Cindy Taylor - SVP & CFO
Well, I would tell you we don't know. We would be very happy if we can keep it flat throughout the balance of the year. There have been some good projects out there there are yet to come in, but we are obviously planning on taking a lot of our backlog to sale in the back half of this year. I think the percentage was like 70 to 72 percent as I recall of our backlog will turn into sales by year-end. So my best guess would say that we just hold it flat throughout the balance of the year.

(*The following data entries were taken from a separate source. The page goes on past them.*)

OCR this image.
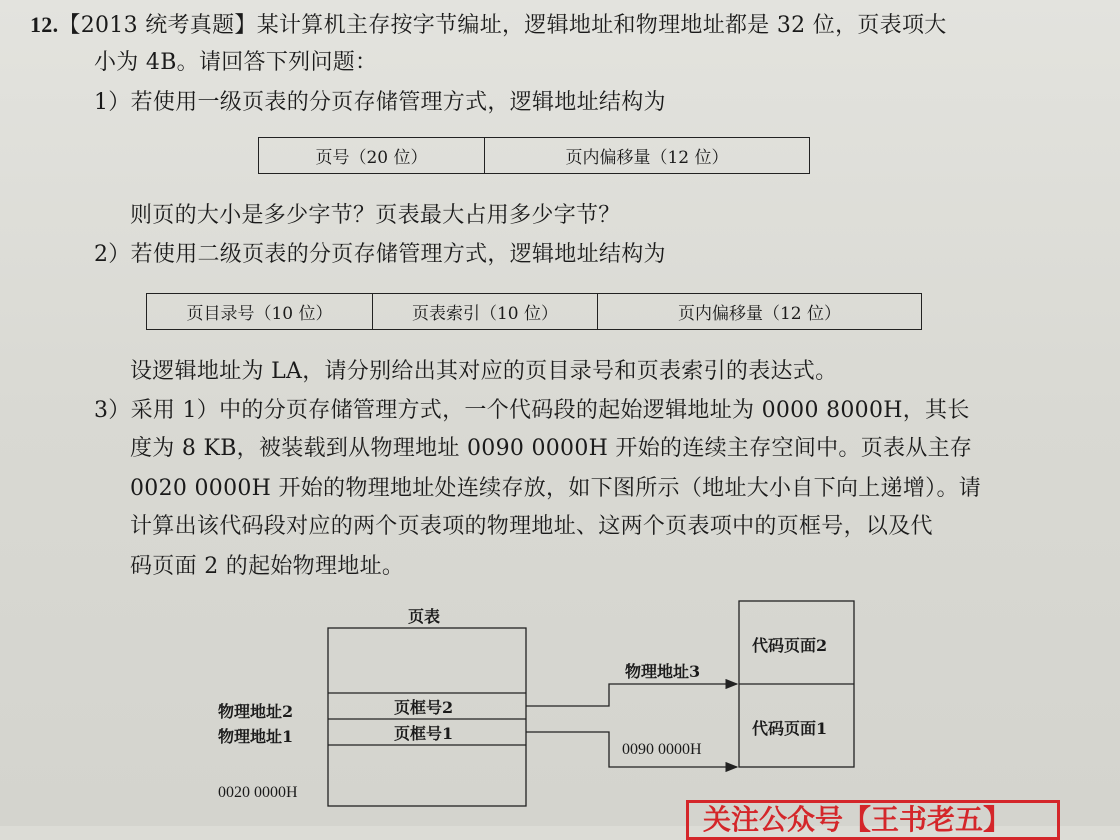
12.【2013 统考真题】某计算机主存按字节编址，逻辑地址和物理地址都是 32 位，页表项大
小为 4B。请回答下列问题：
1）若使用一级页表的分页存储管理方式，逻辑地址结构为
页号（20 位）	页内偏移量（12 位）
则页的大小是多少字节？页表最大占用多少字节？
2）若使用二级页表的分页存储管理方式，逻辑地址结构为
页目录号（10 位）	页表索引（10 位）	页内偏移量（12 位）
设逻辑地址为 LA，请分别给出其对应的页目录号和页表索引的表达式。
3）采用 1）中的分页存储管理方式，一个代码段的起始逻辑地址为 0000 8000H，其长
度为 8 KB，被装载到从物理地址 0090 0000H 开始的连续主存空间中。页表从主存
0020 0000H 开始的物理地址处连续存放，如下图所示（地址大小自下向上递增）。请
计算出该代码段对应的两个页表项的物理地址、这两个页表项中的页框号，以及代
码页面 2 的起始物理地址。
页表
页框号2
页框号1
物理地址2
物理地址1
0020 0000H
物理地址3
0090 0000H
代码页面2
代码页面1
关注公众号【王书老五】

Douglas Swanson - Pres. & CEO
At the end of the first quarter, if you -- at the end of the first quarter if you asked what our backlog would be at the end of the second quarter, we would not have told you a number this size. It surprised us that it built that quickly, but as Cindy indicated, if it is flat at the end of the year, we would be pleased. However, we do see strong activity for 2005 that will replace this backlog and potentially increase it.
Ken Sill
And is there any of the backlog currently that is to be booked in '05, or is at all for '04?
Cindy Taylor - SVP & CFO
No, that is what I was trying -- roughly I have got it in front of me. Let me find my sheet. Let's say 73 percent of my revenue is scheduled to be delivered in 2004, and the balance between 7 percent is '05 primarily.
Ken Sill
Okay. Terrific. Thanks.
Operator
Bill Herbert.
Bill Herbert
It might be a little bit too early for this, but I will take a stab anyway. Tax rate for 2005, what do you think is a good starting point there?
Cindy Taylor - SVP & CFO
Well, I am just going to tell you it is early. I would not tell you -- if I pulled a number out of the air and wanted you to use that, I would say it is 38, yes.
Bill Herbert
38 percent?
Cindy Taylor - SVP & CFO
38. Yes. It could be lower, but it is depending upon us benefiting further some of the NOLs that are out there, and it is just early.
Operator
There are no further questions at this time.
Douglas Swanson - Pres. & CEO
Well, thank you very much. We appreciate your calling in. We will be visiting with you on our next conference call.
Operator
Thank you for your participation in today's conference. This concludes the presentation. You may now disconnect. Have a good day.